In “New Media, Networking and Phatic Culture,” Vincent Miller discusses how conversations online have become more about maintaining relationships than substantial conversations. While Miller focuses mostly on relationships between people, I believe some of his ideas can be applied to business-consumer relationships as well.

Miller addresses the idea of being continuously contactable. He references Licoppe and Smoreda whose argument is that “a new sociability pattern of the constantly contactable, one which blurs presence and absence, has resulted in relationships becoming webs of quasi-continuous exchanges.” This is an idea that has come up in some of my previous blog posts. In Ideology of Openness I discussed how there is tension between consumers and businesses because their values for engagement are different. In Timeliness I noted how quick response was highly important at all hours. Businesses can never truly be absent anymore without risking their reputation. The fact of social media is that it’s a communication channel where both parties don’t have to be present for the conversation to continue.

Miller asserts that this continuous connectivity has led to a rise in phatic communication, which he describes as “small communicative gestures whose purpose is not to exchange meaningful information, but to express sociability, and maintain connections.” Because the Internet has afforded for such large social networks, there simply isn’t enough time to maintain meaningful conversations with every friend or follower. This is especially true for businesses that are consistently bombarded with questions and comments from consumers.
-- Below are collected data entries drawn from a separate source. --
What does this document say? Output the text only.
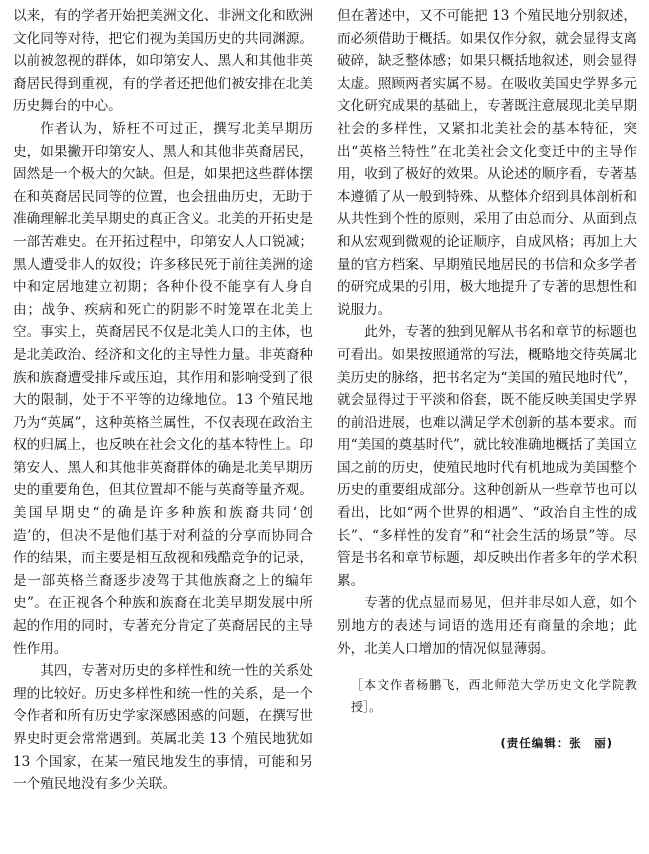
以来，有的学者开始把美洲文化、非洲文化和欧洲文化同等对待，把它们视为美国历史的共同渊源。以前被忽视的群体，如印第安人、黑人和其他非英裔居民得到重视，有的学者还把他们被安排在北美历史舞台的中心。

作者认为，矫枉不可过正，撰写北美早期历史，如果撇开印第安人、黑人和其他非英裔居民，固然是一个极大的欠缺。但是，如果把这些群体摆在和英裔居民同等的位置，也会扭曲历史，无助于准确理解北美早期史的真正含义。北美的开拓史是一部苦难史。在开拓过程中，印第安人人口锐减；黑人遭受非人的奴役；许多移民死于前往美洲的途中和定居地建立初期；各种仆役不能享有人身自由；战争、疾病和死亡的阴影不时笼罩在北美上空。事实上，英裔居民不仅是北美人口的主体，也是北美政治、经济和文化的主导性力量。非英裔种族和族裔遭受排斥或压迫，其作用和影响受到了很大的限制，处于不平等的边缘地位。13 个殖民地乃为“英属”，这种英格兰属性，不仅表现在政治主权的归属上，也反映在社会文化的基本特性上。印第安人、黑人和其他非英裔群体的确是北美早期历史的重要角色，但其位置却不能与英裔等量齐观。美国早期史“的确是许多种族和族裔共同‘创造’的，但决不是他们基于对利益的分享而协同合作的结果，而主要是相互敌视和残酷竞争的记录，是一部英格兰裔逐步凌驾于其他族裔之上的编年史”。在正视各个种族和族裔在北美早期发展中所起的作用的同时，专著充分肯定了英裔居民的主导性作用。

其四，专著对历史的多样性和统一性的关系处理的比较好。历史多样性和统一性的关系，是一个令作者和所有历史学家深感困惑的问题，在撰写世界史时更会常常遇到。英属北美 13 个殖民地犹如 13 个国家，在某一殖民地发生的事情，可能和另一个殖民地没有多少关联。

但在著述中，又不可能把 13 个殖民地分别叙述，而必须借助于概括。如果仅作分叙，就会显得支离破碎，缺乏整体感；如果只概括地叙述，则会显得太虚。照顾两者实属不易。在吸收美国史学界多元文化研究成果的基础上，专著既注意展现北美早期社会的多样性，又紧扣北美社会的基本特征，突出“英格兰特性”在北美社会文化变迁中的主导作用，收到了极好的效果。从论述的顺序看，专著基本遵循了从一般到特殊、从整体介绍到具体剖析和从共性到个性的原则，采用了由总而分、从面到点和从宏观到微观的论证顺序，自成风格；再加上大量的官方档案、早期殖民地居民的书信和众多学者的研究成果的引用，极大地提升了专著的思想性和说服力。

此外，专著的独到见解从书名和章节的标题也可看出。如果按照通常的写法，概略地交待英属北美历史的脉络，把书名定为“美国的殖民地时代”，就会显得过于平淡和俗套，既不能反映美国史学界的前沿进展，也难以满足学术创新的基本要求。而用“美国的奠基时代”，就比较准确地概括了美国立国之前的历史，使殖民地时代有机地成为美国整个历史的重要组成部分。这种创新从一些章节也可以看出，比如“两个世界的相遇”、“政治自主性的成长”、“多样性的发育”和“社会生活的场景”等。尽管是书名和章节标题，却反映出作者多年的学术积累。

专著的优点显而易见，但并非尽如人意，如个别地方的表述与词语的选用还有商量的余地；此外，北美人口增加的情况似显薄弱。

［本文作者杨鹏飞，西北师范大学历史文化学院教授］。

(责任编辑：张　丽)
The idea of phatic communication and oversized social networks made me realize that Twitter is limited as a help service. Twitter is one of the biggest advocates of phatic communication in the fact that it limits its users to 140 characters. It often takes more than one or two sentences to completely solve a problem. Twitter is also limited because it’s public. If businesses responded to every problem posted to them on Twitter they’d be clogging up their followers’ feeds with information only relevant to one or a few.   The reality is it’s more realistic to use the phone or a private help chat for solving the majority of problems: consumers get more individualized attention and more instantaneous responses. However, phatic communication can be helpful even for businesses when it comes to customer support. When JetBlue has a customer with an issue not easily solved over Twitter, they tweet them back to the link with the most beneficial support method. While this alone is not going to solve the problem, it lets the customer know JetBlue is listening and is ready and willing to help them with their problem.